The MPC is scheduled to meet for its 250 meeting today and tomorrow to review global and economic developments within the last two months in the Nigerian economy.
This is coming against the backdrop of sustained pressure on domestic output and elevated headwinds in the economy.
Key indicators in the economy continue to worsen on the back of prolonged FX supply bottlenecks, delayed budget implementation, petrol market crisis, dragging consumer spending and weaker corporate earnings.
“The recent policy pronouncement by the minster of state for petroleum resources on guided deregulation of the petrol market is expected to take the centre stage, given the impact on key monetary policy variables going forward,” Ayodeji Ebo, head, investment research, Afrinvest Securities Limited, said in a report.
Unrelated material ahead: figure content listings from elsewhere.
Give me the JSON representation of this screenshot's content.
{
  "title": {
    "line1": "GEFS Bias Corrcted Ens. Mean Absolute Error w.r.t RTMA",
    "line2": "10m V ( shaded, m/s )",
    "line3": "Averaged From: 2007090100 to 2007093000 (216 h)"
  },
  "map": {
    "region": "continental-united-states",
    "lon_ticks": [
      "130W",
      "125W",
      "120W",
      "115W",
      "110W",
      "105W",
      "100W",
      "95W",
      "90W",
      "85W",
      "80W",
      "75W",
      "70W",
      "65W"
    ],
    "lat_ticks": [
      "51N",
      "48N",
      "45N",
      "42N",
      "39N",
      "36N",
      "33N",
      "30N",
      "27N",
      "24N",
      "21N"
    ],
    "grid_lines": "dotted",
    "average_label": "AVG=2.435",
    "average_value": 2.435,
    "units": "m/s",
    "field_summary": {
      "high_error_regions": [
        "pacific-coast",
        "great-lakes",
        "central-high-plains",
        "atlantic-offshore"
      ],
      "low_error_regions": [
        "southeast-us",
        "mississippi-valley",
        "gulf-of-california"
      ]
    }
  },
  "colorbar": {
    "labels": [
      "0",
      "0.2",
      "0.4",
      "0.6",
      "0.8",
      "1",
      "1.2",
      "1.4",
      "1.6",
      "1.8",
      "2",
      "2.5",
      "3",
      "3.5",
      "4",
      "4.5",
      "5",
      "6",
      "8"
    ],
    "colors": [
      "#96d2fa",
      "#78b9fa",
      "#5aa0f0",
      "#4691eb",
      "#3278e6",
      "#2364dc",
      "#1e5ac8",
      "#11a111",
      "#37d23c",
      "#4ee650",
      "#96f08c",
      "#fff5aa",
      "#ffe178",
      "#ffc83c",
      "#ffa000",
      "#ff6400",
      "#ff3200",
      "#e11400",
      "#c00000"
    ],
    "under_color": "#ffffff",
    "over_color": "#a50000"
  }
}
At the parallel market last week, the naira appreciated on Monday by 1.4 percent to close at N355/$ as against the previous Friday level of N360/$. This trend continued all through the week as the currency depreciated continuously against the greenback before settling at N346/$ on Friday, implying a W-o-W appreciation of 4 percent.
“In our view, the market may have fully digested the news flow on the liberalization of downstream petroleum sector that fixed PPPRA exchange rate at N285/$ – the reason for which parallel FX rate depreciated by 10.3 percent in the previous week. We expect the parallel market rate movement in the coming week to be determined by the decision of the MPC,” Ebo said.
Ahead of the MPC meeting scheduled to begin today, sovereign bond yields have been on the rise as investors expect a possible upward re-pricing of the MPR on the back of the rising inflationary pressures.
Average bond yields last week settle at 13.4 percent with a steady rise in all trading days of the week. We noticed increased buying appetite for longer dated bonds with term to maturity of three years and above as bond yields (excluding August 2016, April 2017 and July 2017) currently converge around 14 percent.